Kruse: I read about you've got a program called the N6 Getaway. Is that a travel program?
Rizzetta: That's one of our signature staple competitions, that we've had for years now. Our top performer on the junior staff for the first half of a year gets the N6 Getaway, which is usually an eight- or nine-day trip to a destination of their choice, full expense paid for: airfare, hotels, travel expenses, all that stuff.
We have a similar competition for the top performer for the second half of the year. That performer wins our Bucket List Competition, and they choose a Bucket List event of their choice. They get six or seven choices to choose from. Previous winners have gone to places like Sundance Film Festival.
Kruse: Often, I say that there's a danger to Employee of the Month/Quarter/Year program type things because the winner's circle is so small that, if you're the winner, sure, that feels great and it might help my engagement, but if you're not the winner, at best, it doesn't really engage you, but there's a danger that it could actually disengage you.

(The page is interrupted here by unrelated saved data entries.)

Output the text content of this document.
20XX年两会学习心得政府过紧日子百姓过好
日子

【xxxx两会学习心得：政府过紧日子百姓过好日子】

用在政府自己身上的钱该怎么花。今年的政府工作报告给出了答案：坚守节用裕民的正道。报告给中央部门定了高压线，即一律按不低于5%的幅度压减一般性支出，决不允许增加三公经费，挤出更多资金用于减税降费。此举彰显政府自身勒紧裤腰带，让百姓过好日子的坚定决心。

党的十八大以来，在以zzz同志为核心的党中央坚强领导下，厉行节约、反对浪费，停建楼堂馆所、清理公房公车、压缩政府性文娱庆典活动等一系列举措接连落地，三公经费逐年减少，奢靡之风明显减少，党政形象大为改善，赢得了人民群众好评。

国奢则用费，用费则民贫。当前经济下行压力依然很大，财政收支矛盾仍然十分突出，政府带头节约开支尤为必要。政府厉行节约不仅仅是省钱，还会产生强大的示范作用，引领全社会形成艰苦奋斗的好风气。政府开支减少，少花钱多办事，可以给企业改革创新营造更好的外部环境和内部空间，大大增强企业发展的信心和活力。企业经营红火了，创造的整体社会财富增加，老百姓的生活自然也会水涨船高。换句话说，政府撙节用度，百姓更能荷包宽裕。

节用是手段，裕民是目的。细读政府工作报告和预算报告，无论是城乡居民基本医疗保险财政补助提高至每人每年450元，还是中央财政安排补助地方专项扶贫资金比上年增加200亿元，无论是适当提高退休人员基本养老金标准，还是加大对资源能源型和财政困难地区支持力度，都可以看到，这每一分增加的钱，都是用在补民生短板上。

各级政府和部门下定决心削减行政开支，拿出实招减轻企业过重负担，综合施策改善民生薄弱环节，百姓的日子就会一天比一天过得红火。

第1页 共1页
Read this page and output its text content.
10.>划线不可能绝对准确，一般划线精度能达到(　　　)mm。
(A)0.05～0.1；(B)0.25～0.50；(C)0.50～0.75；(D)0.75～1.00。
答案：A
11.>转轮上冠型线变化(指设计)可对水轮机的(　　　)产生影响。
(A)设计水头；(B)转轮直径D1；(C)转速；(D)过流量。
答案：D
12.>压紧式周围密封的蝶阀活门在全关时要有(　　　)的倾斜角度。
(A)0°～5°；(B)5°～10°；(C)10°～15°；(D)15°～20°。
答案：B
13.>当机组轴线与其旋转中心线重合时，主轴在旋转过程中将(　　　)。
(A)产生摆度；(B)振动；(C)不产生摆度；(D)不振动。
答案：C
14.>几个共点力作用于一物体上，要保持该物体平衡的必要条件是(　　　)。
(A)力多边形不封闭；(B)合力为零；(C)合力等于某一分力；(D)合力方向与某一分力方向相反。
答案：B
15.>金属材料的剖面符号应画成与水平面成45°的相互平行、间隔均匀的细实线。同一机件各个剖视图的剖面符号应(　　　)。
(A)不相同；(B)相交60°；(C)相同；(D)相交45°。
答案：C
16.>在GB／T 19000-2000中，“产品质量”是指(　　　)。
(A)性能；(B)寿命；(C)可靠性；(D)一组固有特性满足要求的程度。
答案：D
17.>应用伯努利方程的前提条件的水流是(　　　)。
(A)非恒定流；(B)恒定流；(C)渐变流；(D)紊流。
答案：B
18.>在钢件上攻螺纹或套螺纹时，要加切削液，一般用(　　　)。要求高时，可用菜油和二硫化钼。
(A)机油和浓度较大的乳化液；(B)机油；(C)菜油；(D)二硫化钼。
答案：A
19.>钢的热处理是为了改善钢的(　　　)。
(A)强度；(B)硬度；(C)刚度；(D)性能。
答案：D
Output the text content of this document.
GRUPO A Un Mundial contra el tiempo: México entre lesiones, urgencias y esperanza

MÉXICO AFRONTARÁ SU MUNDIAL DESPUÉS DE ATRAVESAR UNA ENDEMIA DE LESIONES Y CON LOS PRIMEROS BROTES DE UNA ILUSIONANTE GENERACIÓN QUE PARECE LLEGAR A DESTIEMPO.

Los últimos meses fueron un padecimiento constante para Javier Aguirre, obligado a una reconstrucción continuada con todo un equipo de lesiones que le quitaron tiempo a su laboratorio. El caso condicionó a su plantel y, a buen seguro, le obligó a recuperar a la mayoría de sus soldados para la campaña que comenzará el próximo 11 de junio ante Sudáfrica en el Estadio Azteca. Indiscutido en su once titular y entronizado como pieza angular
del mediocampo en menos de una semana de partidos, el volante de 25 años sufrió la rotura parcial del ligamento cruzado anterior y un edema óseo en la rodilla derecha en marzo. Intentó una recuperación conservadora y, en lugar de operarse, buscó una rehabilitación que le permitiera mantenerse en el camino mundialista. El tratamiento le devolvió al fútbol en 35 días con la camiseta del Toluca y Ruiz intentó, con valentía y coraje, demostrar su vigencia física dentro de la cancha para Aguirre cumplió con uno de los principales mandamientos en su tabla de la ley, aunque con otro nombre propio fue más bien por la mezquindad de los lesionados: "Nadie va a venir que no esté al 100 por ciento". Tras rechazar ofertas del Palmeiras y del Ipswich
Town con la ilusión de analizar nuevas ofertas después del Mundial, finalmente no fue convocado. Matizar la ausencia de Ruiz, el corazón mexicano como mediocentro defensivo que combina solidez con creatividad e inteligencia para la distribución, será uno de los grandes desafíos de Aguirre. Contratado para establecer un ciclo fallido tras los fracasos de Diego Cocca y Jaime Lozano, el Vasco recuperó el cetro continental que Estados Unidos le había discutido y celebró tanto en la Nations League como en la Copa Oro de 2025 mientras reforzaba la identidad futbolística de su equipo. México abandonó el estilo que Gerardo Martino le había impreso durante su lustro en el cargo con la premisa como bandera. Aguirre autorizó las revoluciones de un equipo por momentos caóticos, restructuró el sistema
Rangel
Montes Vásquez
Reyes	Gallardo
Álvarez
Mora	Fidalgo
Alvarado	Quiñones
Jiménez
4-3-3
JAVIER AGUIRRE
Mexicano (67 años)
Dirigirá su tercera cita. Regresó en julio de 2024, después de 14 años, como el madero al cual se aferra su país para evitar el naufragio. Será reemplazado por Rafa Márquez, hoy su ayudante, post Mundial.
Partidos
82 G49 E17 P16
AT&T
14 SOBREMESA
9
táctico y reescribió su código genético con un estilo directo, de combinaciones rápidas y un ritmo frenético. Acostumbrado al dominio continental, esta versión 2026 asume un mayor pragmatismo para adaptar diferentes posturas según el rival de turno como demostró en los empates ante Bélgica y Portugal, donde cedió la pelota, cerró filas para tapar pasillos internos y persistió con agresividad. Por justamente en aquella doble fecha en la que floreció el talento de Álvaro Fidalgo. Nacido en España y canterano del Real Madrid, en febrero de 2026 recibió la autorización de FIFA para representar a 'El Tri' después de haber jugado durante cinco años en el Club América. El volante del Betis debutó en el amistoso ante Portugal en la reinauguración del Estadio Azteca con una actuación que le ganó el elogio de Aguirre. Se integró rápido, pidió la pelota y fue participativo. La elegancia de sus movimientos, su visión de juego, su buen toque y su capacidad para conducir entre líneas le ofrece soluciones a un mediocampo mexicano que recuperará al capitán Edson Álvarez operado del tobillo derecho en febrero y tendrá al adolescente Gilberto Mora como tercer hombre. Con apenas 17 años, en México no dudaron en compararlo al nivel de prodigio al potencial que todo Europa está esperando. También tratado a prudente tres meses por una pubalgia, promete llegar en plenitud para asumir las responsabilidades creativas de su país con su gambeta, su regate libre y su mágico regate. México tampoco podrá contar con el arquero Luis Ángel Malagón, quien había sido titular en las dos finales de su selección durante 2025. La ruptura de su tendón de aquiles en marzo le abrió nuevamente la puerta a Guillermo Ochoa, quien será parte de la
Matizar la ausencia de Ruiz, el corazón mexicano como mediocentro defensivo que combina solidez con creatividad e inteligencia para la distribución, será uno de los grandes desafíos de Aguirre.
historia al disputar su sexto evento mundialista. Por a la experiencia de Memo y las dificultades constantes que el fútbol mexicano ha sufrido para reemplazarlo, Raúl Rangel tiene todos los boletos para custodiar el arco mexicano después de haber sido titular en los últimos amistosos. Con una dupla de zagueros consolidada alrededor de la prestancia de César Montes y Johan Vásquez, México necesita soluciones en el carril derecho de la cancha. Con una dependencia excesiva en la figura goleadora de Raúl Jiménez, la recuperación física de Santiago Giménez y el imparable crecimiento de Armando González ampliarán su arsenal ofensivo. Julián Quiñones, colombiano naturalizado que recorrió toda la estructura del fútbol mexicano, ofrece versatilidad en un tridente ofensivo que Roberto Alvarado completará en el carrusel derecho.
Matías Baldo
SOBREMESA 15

Rizzetta: I really think it's on the company to make sure there are enough chips on the table for everybody in the organization. We have 50 employees, and at the end of the year with those two competitions, there's going to be two people out of 50 who get the benefit of that. What happens to the other 48? I really think if you're putting 100% of your chips as a company into those two programs, you're right: you're doing a disservice to your employees. You're probably creating disengagement. It's all about checks and balances, and it's all about diversification of your benefits and your perks program.
The getaway and the Bucket List competition I mentioned are just two of dozens and dozens of things we do. So if you miss out on the getaway, guess what. There's a silver lining there because you still can get a lot of pace points. You can still cash those pace points out to take a sabbatical, to go on amazing trips to the Caribbean, to get a lot of cash, you name it. But I really think it's on the company to model it in a way where it's diversified so that you're not alienating people who aren't your number one and two performers.
Kruse: When it comes to N6A, what are you most excited about these days and in the year ahead?
Rizzetta: I love the process, Kevin, and I think we all do here. We feel like we're building a great company. It's been nine years, and it's been really exhilarating for me.
I can do what I love. I can build culture. I can really invest in my people and give them opportunities to continue to grow. That's what I'm most excited about in the future. I feel like even though we're a business that now is going on our 10th year, we're very much still in our infancy. We've really just recently put ourselves in a position to begin to execute on our vision, and I think we're just scratching the surface. That's what I'm most excited about, just going through that process and beginning to really do that at scale and touch as many people that come through N6A's doors as possible.
Take the time to hire the right people. Help those people to grow and reach their full potentials. Work with them to create a culture they can thrive in and bonus programs that will actually motivate them to give you that discretionary effort. And make sure you love what you're doing too.